Given: One mole of a diatomic ideal gas undergoes a process shown in the P-V diagram. We are asked to calculate the total heat given to the gas. The value of \( \ln 2 = 0.7 \) is also provided.
Approach: The process on the P-V diagram involves a change in pressure and volume.
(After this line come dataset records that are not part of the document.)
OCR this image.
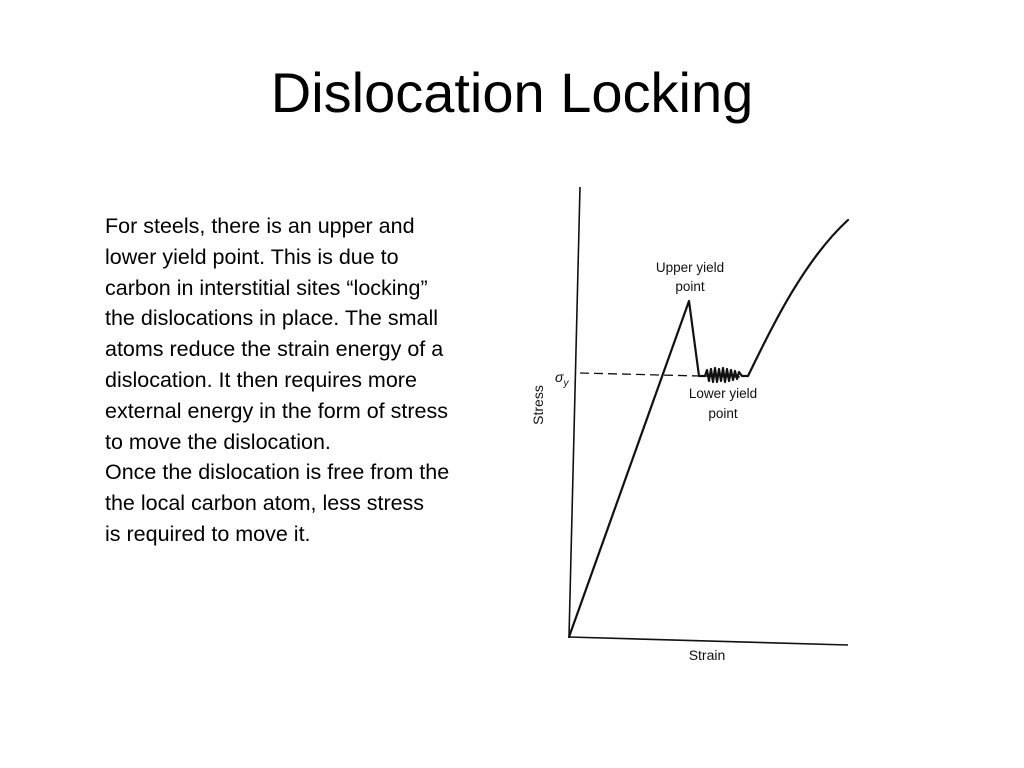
Dislocation Locking
For steels, there is an upper and
lower yield point. This is due to
carbon in interstitial sites “locking”
the dislocations in place. The small
atoms reduce the strain energy of a
dislocation. It then requires more
external energy in the form of stress
to move the dislocation.
Once the dislocation is free from the
the local carbon atom, less stress
is required to move it.
Stress
Strain
$\sigma_y$
Upper yield
point
Lower yield
point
The total heat \( Q \) given to the gas can be determined using the first law of thermodynamics: \[ Q = \Delta U + W. \] Where: - \( \Delta U \) is the change in internal energy, - \( W \) is the work done by the gas.
Internal Energy Change: For a diatomic ideal gas, the change in internal energy is given by: \[ \Delta U = n C_V \Delta T. \] For one mole (\( n = 1 \)) of a diatomic ideal gas, the specific heat at constant volume is: \[ C_V = \frac{5}{2} R. \]
Work Done: The work done by the gas during an expansion or compression process is given by: \[ W = \int P \, dV. \] From the P-V diagram, we can calculate the work done based on the specific path shown in the diagram.
Conclusion: By calculating both \( \Delta U \) and \( W \) from the provided P-V diagram, we find that the total heat given to the gas is: \[ Q = 3.9 P_0 V_0. \]
Final Answer: The total heat given to the gas is \( 3.9 P_0 V_0 \).